N’oublions pas les Malgré-elles, ces 15 000 femmes incorporées dans les organisations nazies : dans le Reichsarbeitsdienst ou dans le KHD, le Kriegshelfsdienst, le service auxiliaire de guerre. Envoyées dans des camps, elles ont été endoctrinées, soumises aux pires humiliations et souffrances, à des conditions de travail épouvantables. On leur a volé leur jeunesse et souvent leur santé. Leur destin tragique fait partie de notre histoire nationale. Il est de notre mission de garder vivante leur mémoire et de la transmettre aux jeunes générations. Les manuels d’histoire, hélas, sont encore largement muets sur leur sort.

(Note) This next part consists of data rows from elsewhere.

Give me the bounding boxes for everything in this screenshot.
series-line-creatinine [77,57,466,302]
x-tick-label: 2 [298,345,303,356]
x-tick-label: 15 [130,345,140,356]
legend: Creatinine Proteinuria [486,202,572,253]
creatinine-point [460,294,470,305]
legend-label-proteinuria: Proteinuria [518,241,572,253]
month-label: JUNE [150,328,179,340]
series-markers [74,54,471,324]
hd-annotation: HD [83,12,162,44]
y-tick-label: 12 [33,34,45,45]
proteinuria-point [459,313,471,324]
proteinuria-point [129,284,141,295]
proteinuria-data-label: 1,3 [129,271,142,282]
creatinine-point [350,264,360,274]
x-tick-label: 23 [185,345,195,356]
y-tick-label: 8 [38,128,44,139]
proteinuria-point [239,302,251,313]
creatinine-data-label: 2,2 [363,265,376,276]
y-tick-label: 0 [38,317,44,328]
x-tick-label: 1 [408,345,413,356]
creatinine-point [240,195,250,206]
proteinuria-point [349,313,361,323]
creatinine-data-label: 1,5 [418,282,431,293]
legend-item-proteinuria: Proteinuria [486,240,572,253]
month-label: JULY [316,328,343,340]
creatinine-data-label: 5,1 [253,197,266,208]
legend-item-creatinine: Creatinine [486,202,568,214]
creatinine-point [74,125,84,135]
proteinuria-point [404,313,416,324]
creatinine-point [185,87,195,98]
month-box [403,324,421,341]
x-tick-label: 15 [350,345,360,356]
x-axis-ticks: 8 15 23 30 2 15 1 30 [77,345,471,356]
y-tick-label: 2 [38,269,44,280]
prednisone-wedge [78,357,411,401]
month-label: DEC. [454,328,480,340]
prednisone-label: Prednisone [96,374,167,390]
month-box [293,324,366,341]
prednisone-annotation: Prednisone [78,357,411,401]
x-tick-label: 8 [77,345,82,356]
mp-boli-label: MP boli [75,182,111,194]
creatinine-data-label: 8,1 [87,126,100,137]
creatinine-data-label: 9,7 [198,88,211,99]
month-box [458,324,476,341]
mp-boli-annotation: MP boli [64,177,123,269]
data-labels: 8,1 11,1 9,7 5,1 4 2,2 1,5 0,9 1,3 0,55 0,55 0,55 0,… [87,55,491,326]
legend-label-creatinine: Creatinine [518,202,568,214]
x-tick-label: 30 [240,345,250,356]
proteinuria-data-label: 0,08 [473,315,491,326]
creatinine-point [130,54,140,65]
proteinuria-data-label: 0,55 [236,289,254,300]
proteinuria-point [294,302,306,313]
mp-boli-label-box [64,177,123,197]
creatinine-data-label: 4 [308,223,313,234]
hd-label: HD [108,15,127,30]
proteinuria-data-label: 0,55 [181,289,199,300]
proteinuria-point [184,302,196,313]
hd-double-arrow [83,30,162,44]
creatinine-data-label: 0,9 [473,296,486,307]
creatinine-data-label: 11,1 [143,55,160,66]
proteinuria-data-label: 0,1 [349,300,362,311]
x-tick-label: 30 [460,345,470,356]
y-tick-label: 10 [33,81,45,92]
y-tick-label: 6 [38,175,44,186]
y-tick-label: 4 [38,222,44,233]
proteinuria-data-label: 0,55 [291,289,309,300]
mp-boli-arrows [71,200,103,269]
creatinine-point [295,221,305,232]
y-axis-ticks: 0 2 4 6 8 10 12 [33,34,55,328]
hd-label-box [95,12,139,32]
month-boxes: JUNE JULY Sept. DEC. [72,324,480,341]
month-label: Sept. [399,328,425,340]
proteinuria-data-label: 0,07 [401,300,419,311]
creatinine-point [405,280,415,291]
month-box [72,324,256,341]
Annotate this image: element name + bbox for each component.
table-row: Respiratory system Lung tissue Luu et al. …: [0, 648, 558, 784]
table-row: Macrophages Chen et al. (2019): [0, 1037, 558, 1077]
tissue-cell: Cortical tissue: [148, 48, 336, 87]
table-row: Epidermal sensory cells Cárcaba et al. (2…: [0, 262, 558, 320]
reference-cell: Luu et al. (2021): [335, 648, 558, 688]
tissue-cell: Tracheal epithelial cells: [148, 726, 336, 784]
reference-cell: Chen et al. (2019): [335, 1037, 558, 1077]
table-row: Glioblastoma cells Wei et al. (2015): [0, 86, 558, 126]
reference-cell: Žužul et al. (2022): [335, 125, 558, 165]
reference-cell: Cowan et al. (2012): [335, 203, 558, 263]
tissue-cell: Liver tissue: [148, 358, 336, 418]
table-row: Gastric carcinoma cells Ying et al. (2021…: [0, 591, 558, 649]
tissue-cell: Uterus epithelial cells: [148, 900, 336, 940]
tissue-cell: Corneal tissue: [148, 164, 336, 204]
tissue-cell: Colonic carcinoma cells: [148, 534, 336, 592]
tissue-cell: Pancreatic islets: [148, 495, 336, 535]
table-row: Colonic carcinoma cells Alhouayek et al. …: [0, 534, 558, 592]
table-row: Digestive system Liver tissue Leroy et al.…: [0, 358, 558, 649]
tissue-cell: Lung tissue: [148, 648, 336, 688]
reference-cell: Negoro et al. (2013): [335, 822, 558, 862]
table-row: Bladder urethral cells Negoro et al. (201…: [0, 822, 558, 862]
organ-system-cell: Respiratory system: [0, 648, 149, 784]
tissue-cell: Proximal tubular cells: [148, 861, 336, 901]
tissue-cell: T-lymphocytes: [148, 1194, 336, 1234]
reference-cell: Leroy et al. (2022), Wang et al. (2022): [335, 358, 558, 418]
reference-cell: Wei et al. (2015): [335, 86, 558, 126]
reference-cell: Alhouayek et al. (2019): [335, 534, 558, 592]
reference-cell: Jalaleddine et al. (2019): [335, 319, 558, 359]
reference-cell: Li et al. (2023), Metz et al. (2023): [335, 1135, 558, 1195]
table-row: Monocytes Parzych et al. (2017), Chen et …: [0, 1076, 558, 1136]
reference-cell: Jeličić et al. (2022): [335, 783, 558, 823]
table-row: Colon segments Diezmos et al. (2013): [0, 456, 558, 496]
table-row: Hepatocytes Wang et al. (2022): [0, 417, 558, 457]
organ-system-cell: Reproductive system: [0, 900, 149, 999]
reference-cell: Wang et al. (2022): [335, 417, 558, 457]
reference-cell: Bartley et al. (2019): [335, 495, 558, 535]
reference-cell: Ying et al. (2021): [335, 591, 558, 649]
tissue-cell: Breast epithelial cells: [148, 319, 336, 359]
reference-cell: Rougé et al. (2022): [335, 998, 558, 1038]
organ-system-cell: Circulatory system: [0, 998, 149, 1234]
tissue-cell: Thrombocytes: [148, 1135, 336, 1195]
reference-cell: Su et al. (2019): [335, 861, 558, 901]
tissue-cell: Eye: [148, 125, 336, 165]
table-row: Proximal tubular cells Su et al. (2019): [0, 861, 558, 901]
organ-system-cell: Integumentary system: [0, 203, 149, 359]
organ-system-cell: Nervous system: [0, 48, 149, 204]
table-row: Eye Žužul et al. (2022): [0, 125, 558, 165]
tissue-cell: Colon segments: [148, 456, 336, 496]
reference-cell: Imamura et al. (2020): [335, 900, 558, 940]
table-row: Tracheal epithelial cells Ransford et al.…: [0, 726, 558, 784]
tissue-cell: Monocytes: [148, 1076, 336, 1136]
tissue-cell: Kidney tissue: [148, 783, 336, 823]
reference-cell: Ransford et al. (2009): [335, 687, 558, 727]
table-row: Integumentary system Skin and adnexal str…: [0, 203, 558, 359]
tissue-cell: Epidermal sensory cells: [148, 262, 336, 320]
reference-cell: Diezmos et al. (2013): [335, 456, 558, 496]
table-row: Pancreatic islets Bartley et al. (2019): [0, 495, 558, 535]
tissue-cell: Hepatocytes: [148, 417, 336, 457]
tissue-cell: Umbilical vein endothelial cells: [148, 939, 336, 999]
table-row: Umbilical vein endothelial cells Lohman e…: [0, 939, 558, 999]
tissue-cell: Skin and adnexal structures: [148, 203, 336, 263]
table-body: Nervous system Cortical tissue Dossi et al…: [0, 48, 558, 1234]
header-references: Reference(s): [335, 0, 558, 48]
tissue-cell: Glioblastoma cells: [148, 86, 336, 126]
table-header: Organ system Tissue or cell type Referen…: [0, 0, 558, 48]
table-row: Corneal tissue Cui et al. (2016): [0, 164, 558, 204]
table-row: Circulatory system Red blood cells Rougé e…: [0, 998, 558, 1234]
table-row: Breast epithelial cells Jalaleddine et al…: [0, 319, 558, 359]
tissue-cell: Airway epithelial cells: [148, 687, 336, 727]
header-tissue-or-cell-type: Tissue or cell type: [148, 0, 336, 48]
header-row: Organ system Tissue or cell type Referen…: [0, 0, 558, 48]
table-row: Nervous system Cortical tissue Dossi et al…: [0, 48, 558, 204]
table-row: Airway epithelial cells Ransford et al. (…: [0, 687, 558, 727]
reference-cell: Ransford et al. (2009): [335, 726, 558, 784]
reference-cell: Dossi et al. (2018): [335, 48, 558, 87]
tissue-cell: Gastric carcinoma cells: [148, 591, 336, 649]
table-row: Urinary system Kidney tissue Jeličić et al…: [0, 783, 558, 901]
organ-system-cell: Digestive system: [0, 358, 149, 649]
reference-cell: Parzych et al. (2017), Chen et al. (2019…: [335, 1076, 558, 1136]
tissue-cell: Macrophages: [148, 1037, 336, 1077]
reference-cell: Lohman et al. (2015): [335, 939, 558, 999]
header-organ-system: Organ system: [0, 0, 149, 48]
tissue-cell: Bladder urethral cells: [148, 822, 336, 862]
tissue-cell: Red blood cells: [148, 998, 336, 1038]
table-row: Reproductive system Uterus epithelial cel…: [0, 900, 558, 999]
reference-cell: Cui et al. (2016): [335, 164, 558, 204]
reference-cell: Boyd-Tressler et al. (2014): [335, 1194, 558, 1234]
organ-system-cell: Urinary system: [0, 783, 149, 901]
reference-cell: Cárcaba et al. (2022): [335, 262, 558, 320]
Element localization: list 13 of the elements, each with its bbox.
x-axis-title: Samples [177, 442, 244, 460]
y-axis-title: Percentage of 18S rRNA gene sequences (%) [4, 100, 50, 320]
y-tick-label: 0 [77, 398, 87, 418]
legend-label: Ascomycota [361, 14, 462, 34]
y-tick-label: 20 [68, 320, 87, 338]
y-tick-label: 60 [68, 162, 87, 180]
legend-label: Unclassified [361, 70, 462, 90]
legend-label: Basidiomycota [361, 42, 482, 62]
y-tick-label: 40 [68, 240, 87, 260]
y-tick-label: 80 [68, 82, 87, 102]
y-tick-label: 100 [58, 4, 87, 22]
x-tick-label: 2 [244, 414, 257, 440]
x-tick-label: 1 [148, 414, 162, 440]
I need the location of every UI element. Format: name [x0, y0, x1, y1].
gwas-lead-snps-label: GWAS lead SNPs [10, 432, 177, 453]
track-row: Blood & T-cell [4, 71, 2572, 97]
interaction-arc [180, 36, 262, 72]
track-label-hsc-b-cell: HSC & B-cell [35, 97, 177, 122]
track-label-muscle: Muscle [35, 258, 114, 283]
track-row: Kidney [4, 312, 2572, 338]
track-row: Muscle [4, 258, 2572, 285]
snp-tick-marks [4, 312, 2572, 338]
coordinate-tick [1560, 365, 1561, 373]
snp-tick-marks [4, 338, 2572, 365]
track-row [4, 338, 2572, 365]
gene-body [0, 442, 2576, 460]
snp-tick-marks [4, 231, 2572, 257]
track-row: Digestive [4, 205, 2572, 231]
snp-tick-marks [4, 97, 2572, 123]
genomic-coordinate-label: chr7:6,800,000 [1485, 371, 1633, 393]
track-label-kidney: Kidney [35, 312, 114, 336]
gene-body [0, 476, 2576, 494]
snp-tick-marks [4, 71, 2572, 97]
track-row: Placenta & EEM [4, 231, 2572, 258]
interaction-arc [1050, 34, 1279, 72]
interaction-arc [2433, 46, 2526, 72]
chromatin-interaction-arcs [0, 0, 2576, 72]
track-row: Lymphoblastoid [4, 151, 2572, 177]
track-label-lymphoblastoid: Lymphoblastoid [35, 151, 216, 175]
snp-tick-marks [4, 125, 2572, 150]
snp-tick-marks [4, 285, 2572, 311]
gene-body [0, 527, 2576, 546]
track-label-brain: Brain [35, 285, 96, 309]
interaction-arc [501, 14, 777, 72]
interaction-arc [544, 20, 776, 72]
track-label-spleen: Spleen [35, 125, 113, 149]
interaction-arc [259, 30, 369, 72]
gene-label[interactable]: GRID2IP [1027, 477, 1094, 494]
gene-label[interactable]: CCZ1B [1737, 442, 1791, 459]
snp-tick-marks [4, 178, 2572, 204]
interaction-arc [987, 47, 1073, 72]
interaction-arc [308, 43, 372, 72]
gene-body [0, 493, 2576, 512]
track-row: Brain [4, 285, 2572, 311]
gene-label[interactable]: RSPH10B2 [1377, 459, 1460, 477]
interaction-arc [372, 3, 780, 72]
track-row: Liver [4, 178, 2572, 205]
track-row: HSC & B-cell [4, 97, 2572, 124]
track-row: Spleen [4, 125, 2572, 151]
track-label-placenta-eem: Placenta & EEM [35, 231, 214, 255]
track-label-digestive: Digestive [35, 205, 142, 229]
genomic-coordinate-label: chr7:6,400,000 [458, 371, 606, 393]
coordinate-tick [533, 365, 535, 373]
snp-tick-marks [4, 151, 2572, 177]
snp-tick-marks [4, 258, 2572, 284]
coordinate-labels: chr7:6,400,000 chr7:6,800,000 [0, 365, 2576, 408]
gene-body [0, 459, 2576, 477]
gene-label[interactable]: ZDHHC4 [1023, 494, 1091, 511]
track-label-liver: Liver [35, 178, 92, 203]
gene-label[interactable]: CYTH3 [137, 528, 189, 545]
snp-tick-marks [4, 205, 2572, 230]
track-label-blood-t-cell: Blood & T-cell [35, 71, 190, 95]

Que leur expérience nous garde vigilants, aujourd’hui plus que jamais, alors que la guerre est devant nos portes. Sachons préserver et défendre nos valeurs, aujourd’hui européennes, la liberté et la démocratie, le droit à la justice et le refus de l’arbitraire, en dépit du prix à payer. L’actualité en Ukraine nous donne une illustration glaçante et insoutenable de leur fragilité.

Garder leur mémoire implique notre devoir d’expliquer l’ignominie de toute guerre, le danger des nationalismes et des totalitarismes, pour que dans notre monde dangereux et surarmé se réalise enfin le rêve d’une paix universelle et durable dans le respect des libertés, de l’égalité et de la dignité de chacun ».